Leben in Ruinen

Das Fragment von der Burg Wildenstein zeigt den Kurfürsten und Erzbischof von Mainz zu Pferde. Ursprünglich war die Kachel mit einem schwarzbläulichen Überzug versehen und wirkte wie eine eiserne OfenplatteAus der Mitte des 17. Jahrhunderts stammen die in jüngster Zeit auf der Burg gefundenen Kacheln. Sie gehörten zu einem Ofen mit gusseisernem Unterbau. Mit seinen vermutlich an der Lahn gegossenen Ofenplatten zählte der Ofen nicht nur zu einer besonders robusten und zugegebenermaßen auch teueren Gattung von Kachelöfen. Mit seinem keramischen Aufsatz vereinigte er zugleich die Vorzüge von Eisen- und Kachelöfen: die rasche Wärmeabgabe und die lange Wärmespeicherung. Besonderes Interesse verdient eine große Blattkachel mit einem reitenden Kurfürsten. Nach dem dreißigjährigen Krieg repräsentierten acht Kurfürsten nach dem Kaiser das Römische Reich Deutscher Nation. Durch das Speichenrad auf der Pistolentasche gibt sich das am besten erhaltene Wildensteiner Relief als Darstellung des reitenden Kurfürsten zu Mainz zu erkennen.

 

Verbreitung der Serie der Kurfürsten zu Pferde Ettlinger Art. Karte: Spessart-GIS (.pdf)

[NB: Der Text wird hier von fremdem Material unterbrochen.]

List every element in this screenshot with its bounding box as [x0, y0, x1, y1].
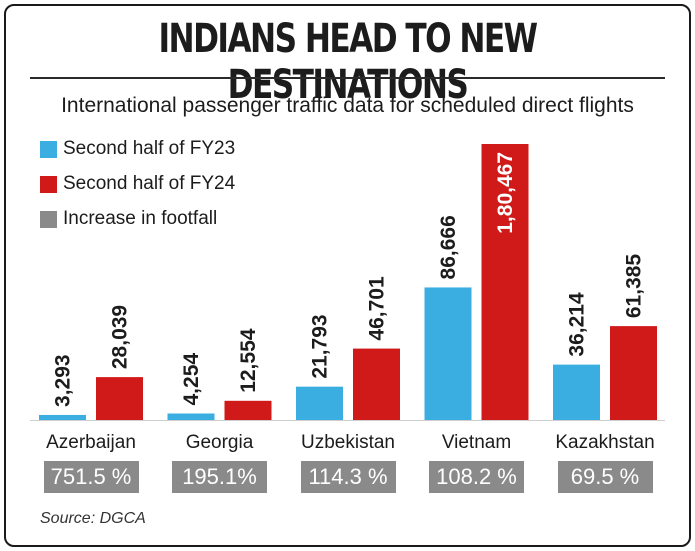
bar-fy24-vietnam	[481, 144, 529, 420]
category-label-uzbekistan: Uzbekistan	[301, 432, 395, 453]
increase-badge: 751.5 %	[43, 461, 139, 493]
data-label-fy24-georgia: 12,554	[237, 328, 260, 393]
category-label-georgia: Georgia	[186, 432, 254, 453]
increase-badge: 108.2 %	[429, 461, 524, 493]
bar-fy24-kazakhstan	[610, 326, 657, 420]
chart-title: INDIANS HEAD TO NEW DESTINATIONS	[158, 16, 538, 108]
chart-frame	[4, 4, 691, 547]
chart-subtitle: International passenger traffic data for…	[61, 94, 634, 117]
data-label-fy23-azerbaijan: 3,293	[52, 354, 75, 407]
data-label-fy24-kazakhstan: 61,385	[623, 254, 646, 319]
bar-fy23-uzbekistan	[296, 386, 343, 420]
legend-swatch-fy24	[40, 175, 57, 193]
category-label-azerbaijan: Azerbaijan	[46, 432, 136, 453]
data-label-fy23-georgia: 4,254	[180, 353, 203, 406]
data-label-fy23-uzbekistan: 21,793	[309, 314, 332, 378]
increase-badge: 69.5 %	[557, 461, 653, 493]
bar-fy24-azerbaijan	[96, 377, 143, 420]
increase-badge: 114.3 %	[300, 461, 396, 493]
legend-item-fy24: Second half of FY24	[40, 173, 235, 195]
increase-badge: 195.1%	[172, 461, 267, 493]
bar-fy23-vietnam	[424, 287, 472, 420]
data-label-fy24-vietnam: 1,80,467	[494, 152, 517, 234]
legend-label-fy24: Second half of FY24	[63, 173, 236, 194]
legend-swatch-increase	[40, 210, 57, 228]
category-label-kazakhstan: Kazakhstan	[555, 432, 654, 453]
title-divider	[30, 77, 665, 79]
category-label-vietnam: Vietnam	[442, 432, 511, 453]
bar-fy23-azerbaijan	[39, 414, 86, 420]
legend-label-fy23: Second half of FY23	[63, 138, 236, 159]
legend: Second half of FY23 Second half of FY24 …	[40, 138, 235, 243]
data-label-fy24-azerbaijan: 28,039	[109, 305, 132, 369]
bar-fy24-georgia	[224, 400, 272, 420]
data-label-fy23-kazakhstan: 36,214	[566, 292, 589, 357]
increase-row: 751.5 % 195.1% 114.3 % 108.2 % 69.5 %	[0, 461, 695, 493]
bar-fy23-georgia	[167, 413, 215, 420]
source-note: Source: DGCA	[40, 510, 146, 527]
bar-fy23-kazakhstan	[553, 364, 600, 420]
bar-fy24-uzbekistan	[353, 348, 400, 420]
data-label-fy24-uzbekistan: 46,701	[366, 276, 389, 341]
legend-swatch-fy23	[40, 140, 57, 158]
legend-item-fy23: Second half of FY23	[40, 138, 235, 160]
legend-item-increase: Increase in footfall	[40, 208, 235, 230]
legend-label-increase: Increase in footfall	[63, 208, 218, 229]
data-label-fy23-vietnam: 86,666	[437, 215, 460, 279]
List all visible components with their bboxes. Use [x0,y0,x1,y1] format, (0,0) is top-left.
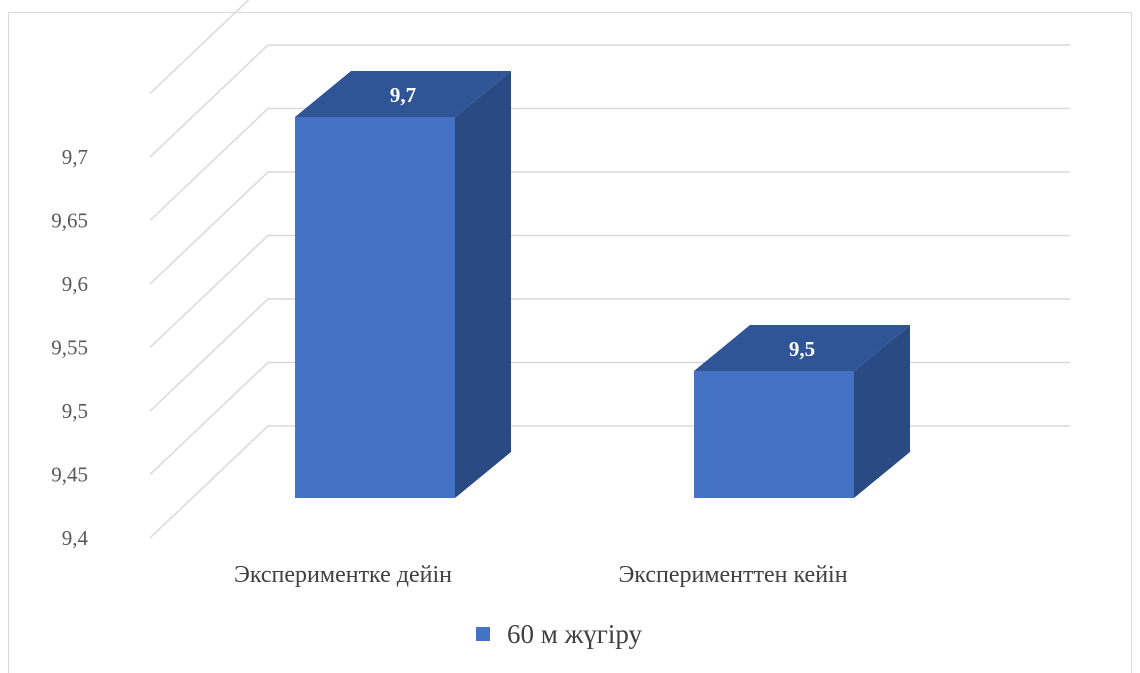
gridline [149,0,250,95]
bar-side [854,325,910,498]
bar-front [694,371,854,498]
gridline [149,107,1070,222]
bar: 9,7 [295,71,511,498]
bar: 9,5 [694,325,910,498]
y-tick-label: 9,4 [62,526,89,550]
data-label: 9,7 [390,83,416,107]
y-tick-label: 9,45 [51,463,88,487]
gridlines [149,0,1070,539]
gridline [149,44,1070,158]
bar-top [694,325,910,371]
gridline [149,298,1070,412]
legend-label: 60 м жүгіру [507,619,642,649]
y-tick-label: 9,65 [51,209,88,233]
gridline [149,234,1070,349]
legend: 60 м жүгіру [476,619,642,649]
chart-frame [8,12,1132,673]
legend-swatch [476,627,490,641]
gridline [149,361,1070,476]
y-tick-label: 9,6 [62,272,88,296]
y-axis-ticks: 9,4 9,45 9,5 9,55 9,6 9,65 9,7 [51,145,88,550]
bar-front [295,117,455,498]
bar-side [455,71,511,498]
x-category-label: Экспериментке дейін [234,562,452,588]
y-tick-label: 9,7 [62,145,88,169]
bars: 9,7 9,5 [295,71,910,498]
x-axis-categories: Экспериментке дейін Эксперименттен кейін [234,562,848,588]
x-category-label: Эксперименттен кейін [618,562,847,588]
bar-top [295,71,511,117]
y-tick-label: 9,55 [51,336,88,360]
data-label: 9,5 [789,337,815,361]
y-tick-label: 9,5 [62,399,88,423]
gridline [149,425,1070,539]
gridline [149,171,1070,285]
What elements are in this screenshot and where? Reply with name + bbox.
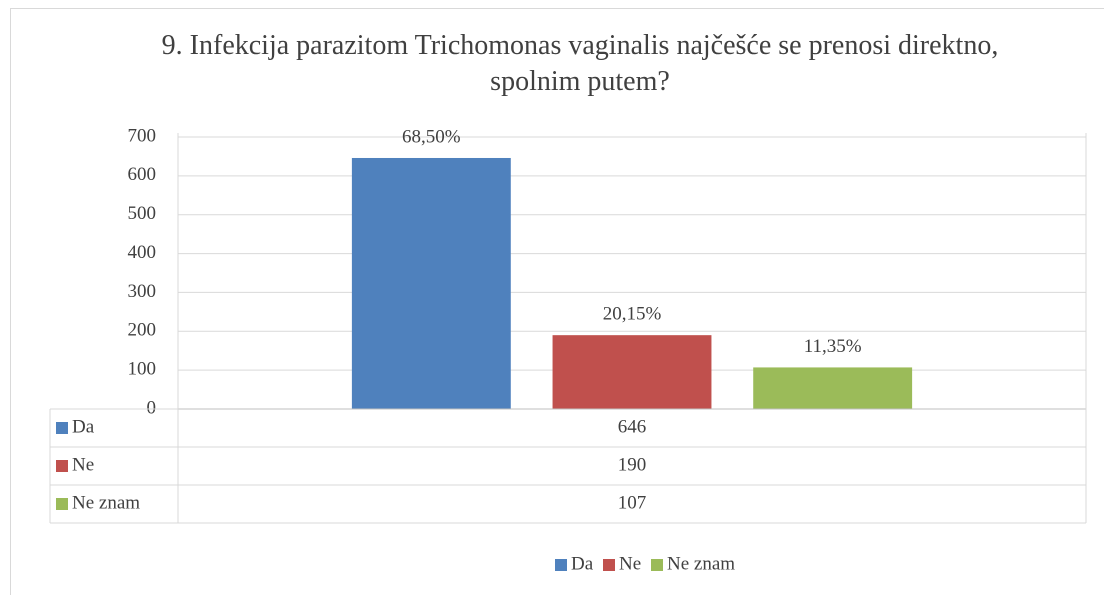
data-label: 11,35%: [804, 336, 862, 357]
y-tick-label: 300: [128, 281, 157, 302]
table-value: 646: [618, 416, 647, 437]
table-series-name: Ne: [72, 454, 94, 475]
legend-key: [56, 422, 68, 434]
bar: [351, 157, 511, 409]
chart-title: 9. Infekcija parazitom Trichomonas vagin…: [161, 30, 999, 97]
table-value: 190: [618, 454, 647, 475]
y-tick-label: 500: [128, 203, 157, 224]
legend-key: [651, 559, 663, 571]
data-label: 20,15%: [603, 304, 662, 325]
bar: [552, 335, 712, 409]
legend-key: [603, 559, 615, 571]
y-tick-label: 200: [128, 320, 157, 341]
legend-key: [56, 460, 68, 472]
table-value: 107: [618, 492, 647, 513]
chart-border: [10, 8, 1104, 595]
y-tick-label: 400: [128, 242, 157, 263]
legend-label: Ne: [619, 553, 641, 574]
legend-key: [56, 498, 68, 510]
bar: [753, 367, 913, 409]
legend-label: Da: [571, 553, 594, 574]
table-series-name: Da: [72, 416, 95, 437]
legend-key: [555, 559, 567, 571]
y-tick-label: 0: [147, 397, 157, 418]
table-series-name: Ne znam: [72, 492, 140, 513]
y-tick-label: 600: [128, 164, 157, 185]
data-label: 68,50%: [402, 126, 461, 147]
y-tick-label: 100: [128, 359, 157, 380]
y-tick-label: 700: [128, 125, 157, 146]
legend-label: Ne znam: [667, 553, 735, 574]
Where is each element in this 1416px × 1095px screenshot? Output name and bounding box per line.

Von den fünf bislang bekannten Serien mit reitenden Kurfürsten ist die vorliegende hauptsächlich am Oberrhein und im Elsass verbreitet. Funde aus Miltenberg und Eschau legen jedoch nahe, daß die Motive auch mainaufwärts verhandelt wurden. Eine Vorstellung vom ursprünglichen Aussehen eines solchen Kurfürstenofens gibt uns ein Kachelofen, der heute im Universitätsmuseum in Marburg aufgestellt ist. Der Kombinationsofen mit den reitenden Kurfürsten ist zudem ein Zeitdokument für die Geschichte der Burg Wildenstein. Seine Reste fanden sich am Fuße des Burgturms, der noch in der zweiten Hälfte des 17. Jahrhunderts als Wohnstatt des Burgvogtes diente. Seine Zerstörung dürfte mit dem endgültigen Auszug des letzten Burgbewohners einhergegangen sein.